Susan Vaughan here. I admit it, the title’s a bad pun, but you’ll see shortly why I couldn’t resist. Christmas customs around the world differ in strange and bizarre ways. In the U.S., Canada, and Great Britain, we’re familiar with the tradition of hanging stockings for Santa to fill. According to legend, long, long ago, three sisters left their stockings drying over the fireplace. Saint Nicholas knew the family was very poor, so he threw three bags of gold coins down the chimney. The money landed in their stockings. Since then, children have hung up their stockings on Christmas Eve, hoping to find them filled with gifts in the morning. In many other places, footwear also plays a role, but usually not stockings.
Before going to bed, children in France put their shoes by the fireplace. They hope that Père Noel will put small gifts inside. France’s Santa also hangs small toys, nuts, and fruits on the tree.
In the Netherlands, children fill their shoes with hay and a carrot for the horse of Sintirklass, who has arrived in town with an entourage of helpers and in a big parade.
In Italy, children leave their shoes out the night before Epiphany, January 5, for La Befana the good witch.
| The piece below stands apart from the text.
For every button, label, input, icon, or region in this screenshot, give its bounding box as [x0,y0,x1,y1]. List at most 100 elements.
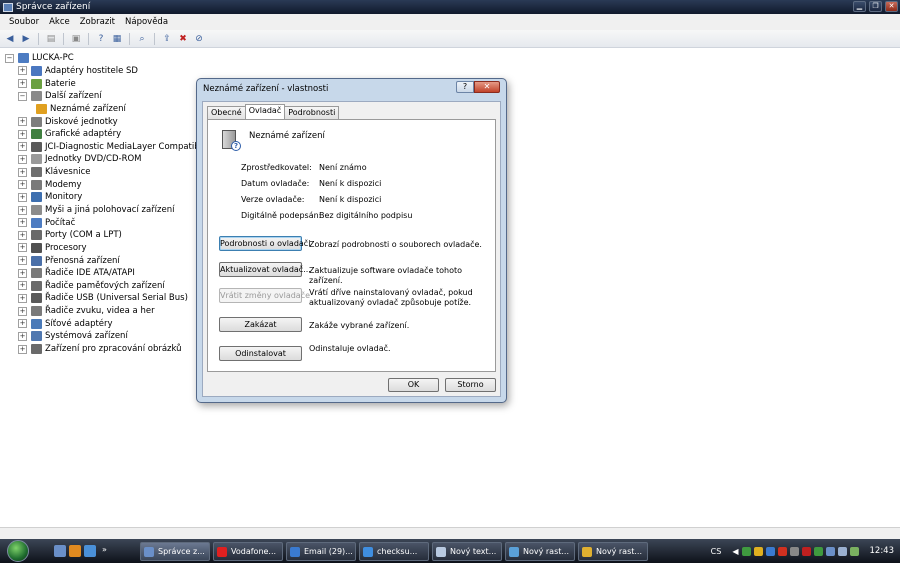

The custom appears to date from when children wore wooden peasant shoes but not why or how it began.
Iceland has many traditions for celebrating the holiday. I won’t go into the history, but nowadays thirteen Santa Clauses, called jólasveinar, or “Yuletide Lads,” come to each town bearing gifts, candy, and mischief. These are apparently mountain trolls or elves. Each has his own personality and role to play. The first jólasveinn arrives thirteen days before Christmas and then the others follow, one each day. A special custom is for children to set a shoe in the window from December 12 until Christmas Eve. If they have been good, one of the “Santas” leaves a gift, but bad children receive not a lump of coal but a potato. After Christmas, the Yuletide Lads leave as they arrived, one each day, making the Icelandic Christmas season last twenty-six days.
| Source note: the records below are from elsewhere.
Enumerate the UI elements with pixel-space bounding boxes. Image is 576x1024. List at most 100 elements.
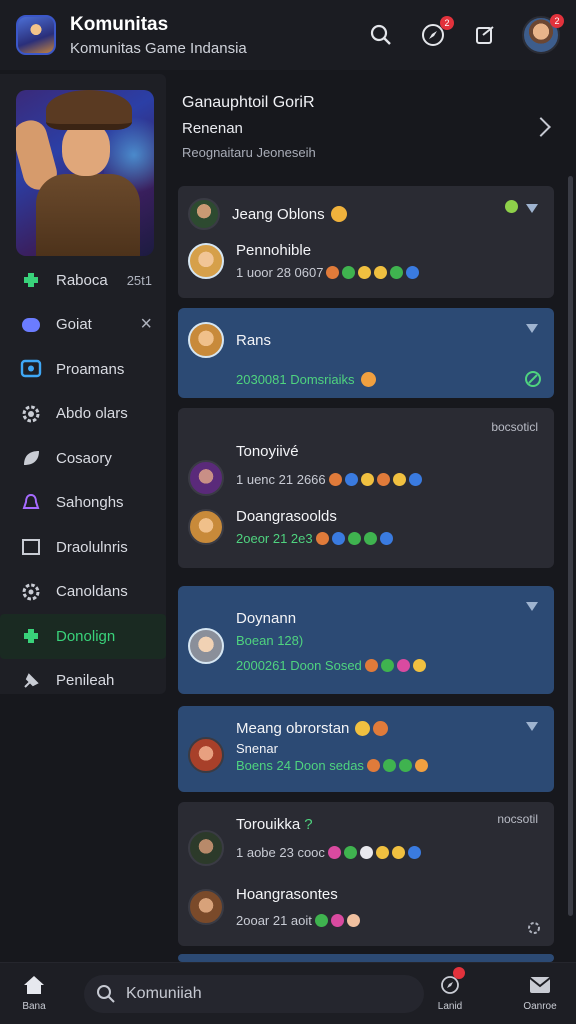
share-icon	[476, 26, 494, 44]
emoji-icon	[347, 532, 361, 545]
home-icon	[21, 973, 47, 997]
post-title: Hoangrasontes	[236, 886, 338, 903]
post-meta: 1 uenc 21 2666	[236, 472, 326, 487]
post-meta: 1 aobe 23 cooc	[236, 845, 325, 860]
square-icon	[20, 536, 42, 558]
post-meta: 2ooar 21 aoit	[236, 913, 312, 928]
post-meta: 2000261 Doon Sosed	[236, 658, 362, 673]
post-author: Jeang Oblons	[232, 205, 325, 223]
sidebar-item-label: Draolulnris	[56, 538, 128, 556]
featured-community[interactable]: Ganauphtoil GoriR Renenan Reognaitaru Je…	[178, 74, 556, 174]
dropdown-icon[interactable]	[526, 722, 538, 731]
avatar	[188, 198, 220, 230]
profile-avatar[interactable]: 2	[522, 14, 564, 54]
game-cover-image[interactable]	[16, 90, 154, 256]
tab-left-label: Lanid	[437, 1001, 463, 1012]
emoji-icon	[412, 659, 426, 672]
sidebar-menu: Raboca 25t1 Goiat × Proamans Abdo olars Cosaor…	[0, 258, 166, 703]
sidebar-item-abdo-olars[interactable]: Abdo olars	[0, 392, 166, 437]
dropdown-icon[interactable]	[526, 204, 538, 213]
dropdown-icon[interactable]	[526, 324, 538, 333]
post-meta: 2030081 Domsriaiks	[236, 372, 355, 387]
emoji-icon	[392, 473, 406, 486]
sidebar-item-label: Proamans	[56, 360, 125, 378]
emoji-icon	[359, 846, 373, 859]
emoji-icon	[408, 473, 422, 486]
avatar	[188, 830, 224, 866]
sidebar-item-donolign[interactable]: Donolign	[0, 614, 166, 659]
emoji-icon	[374, 266, 388, 279]
avatar	[188, 889, 224, 925]
sidebar-item-cosaory[interactable]: Cosaory	[0, 436, 166, 481]
sidebar-item-sahonghs[interactable]: Sahonghs	[0, 481, 166, 526]
emoji-icon	[355, 721, 371, 736]
search-bar[interactable]	[84, 975, 424, 1013]
avatar-badge: 2	[550, 14, 564, 28]
emoji-icon	[382, 759, 396, 772]
sidebar-item-label: Goiat	[56, 316, 92, 334]
leaf-icon	[20, 447, 42, 469]
post-card[interactable]: Doynann Boean 128) 2000261 Doon Sosed	[178, 586, 554, 694]
post-card[interactable]: Rans 2030081 Domsriaiks	[178, 308, 554, 398]
sidebar-item-goiat[interactable]: Goiat ×	[0, 303, 166, 348]
close-icon[interactable]: ×	[140, 313, 152, 336]
tab-home[interactable]: Bana	[4, 973, 64, 1012]
mail-icon	[527, 973, 553, 997]
post-card[interactable]: bocsoticl Tonoyiivé 1 uenc 21 2666 Doang	[178, 408, 554, 568]
sidebar-item-penileah[interactable]: Penileah	[0, 659, 166, 704]
app-logo[interactable]	[16, 15, 56, 55]
status-dot-icon	[505, 200, 518, 213]
emoji-icon	[360, 473, 374, 486]
emoji-icon	[328, 473, 342, 486]
sidebar-item-proamans[interactable]: Proamans	[0, 347, 166, 392]
post-author: Doynann	[236, 610, 297, 627]
emoji-icon	[327, 846, 341, 859]
sidebar-item-label: Penileah	[56, 672, 115, 690]
dropdown-icon[interactable]	[526, 602, 538, 611]
bell-icon	[20, 492, 42, 514]
post-card[interactable]: Meang obrorstan Snenar Boens 24 Doon sed…	[178, 706, 554, 792]
emoji-icon	[414, 759, 428, 772]
emoji-icon	[380, 659, 394, 672]
emoji-icon	[346, 914, 360, 927]
sidebar-item-label: Sahonghs	[56, 494, 124, 512]
tab-left[interactable]: Lanid	[420, 967, 480, 1012]
emoji-icon	[314, 914, 328, 927]
emoji-icon	[407, 846, 421, 859]
compass-icon	[437, 967, 465, 997]
post-title: Pennohible	[236, 242, 312, 259]
post-tag: bocsoticl	[491, 420, 538, 434]
emoji-icon	[375, 846, 389, 859]
post-card[interactable]: nocsotil Torouikka ? 1 aobe 23 cooc Hoan…	[178, 802, 554, 946]
post-title: Doangrasoolds	[236, 508, 337, 525]
scrollbar[interactable]	[568, 176, 573, 916]
emoji-icon	[358, 266, 372, 279]
share-button[interactable]	[470, 20, 500, 50]
post-subtitle: Boean 128)	[236, 633, 304, 648]
check-circle-icon[interactable]	[524, 370, 542, 388]
featured-subtitle: Renenan	[182, 120, 243, 137]
discord-icon	[20, 314, 42, 336]
gear-icon	[20, 403, 42, 425]
avatar	[188, 322, 224, 358]
bottom-nav: Bana Lanid Oanroe	[0, 962, 576, 1024]
sidebar-item-label: Raboca	[56, 271, 108, 289]
emoji-icon	[406, 266, 420, 279]
header-text: Komunitas Komunitas Game Indansia	[70, 14, 247, 57]
tab-right[interactable]: Oanroe	[510, 973, 570, 1012]
sidebar-item-draolulnris[interactable]: Draolulnris	[0, 525, 166, 570]
sidebar-item-label: Cosaory	[56, 449, 112, 467]
sidebar-item-canoldans[interactable]: Canoldans	[0, 570, 166, 615]
post-author: Rans	[236, 331, 272, 349]
featured-title: Ganauphtoil GoriR	[182, 94, 315, 111]
sidebar-item-raboca[interactable]: Raboca 25t1	[0, 258, 166, 303]
post-tag: nocsotil	[497, 812, 538, 826]
search-button[interactable]	[366, 20, 396, 50]
avatar	[188, 509, 224, 545]
feed: Ganauphtoil GoriR Renenan Reognaitaru Je…	[178, 74, 556, 962]
post-card[interactable]: Jeang Oblons Pennohible 1 uoor 28 0607	[178, 186, 554, 298]
emoji-icon	[363, 532, 377, 545]
notifications-button[interactable]: 2	[418, 16, 454, 50]
settings-icon[interactable]	[526, 920, 542, 936]
search-input[interactable]	[126, 985, 406, 1003]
The Czech Republic has a wealth of Christmas customs and superstitions, but none for filling children’s shoes or stockings. Instead, I found Christmas customs that offer marriage hope to girls in the family. On Christmas Day, an unmarried girl can stand with her back to the door and throw a shoe over her shoulder. If the shoe lands with the toe pointing to the door, she will be married within the year. When the shoe points in the opposite direction, the girl will remain single for at least another year. Along with that, another tradition is that every woman should receive a kiss under the mistletoe so love is guaranteed throughout the next year.
Because eighty percent of the population in the Philippines is Christian, Christmas is huge there. For centuries, the bearers of gifts for children have been not Santa but the Three Kings. Brightly polished shoes and clean socks are left on windowsills, for the Kings to fill with gifts as they pass by on their way to Bethlehem. Some children leave straw or dry grass for the camels; if these are gone in the morning, the camels must have been very hungry. Epiphany, the “Feast of the Three Kings,” marks the end of the Christmas celebration.
I’ll leave you with wishes for a Happy Holiday and with questions for which I do not have answers. I imagine the tradition of filling shoes and stockings with treats and small gifts spread around the world with Christianity, but why do shoes and stockings still play such a prominent role in Christmas celebrations? And do shoes and/or stockings play a role in other holiday traditions?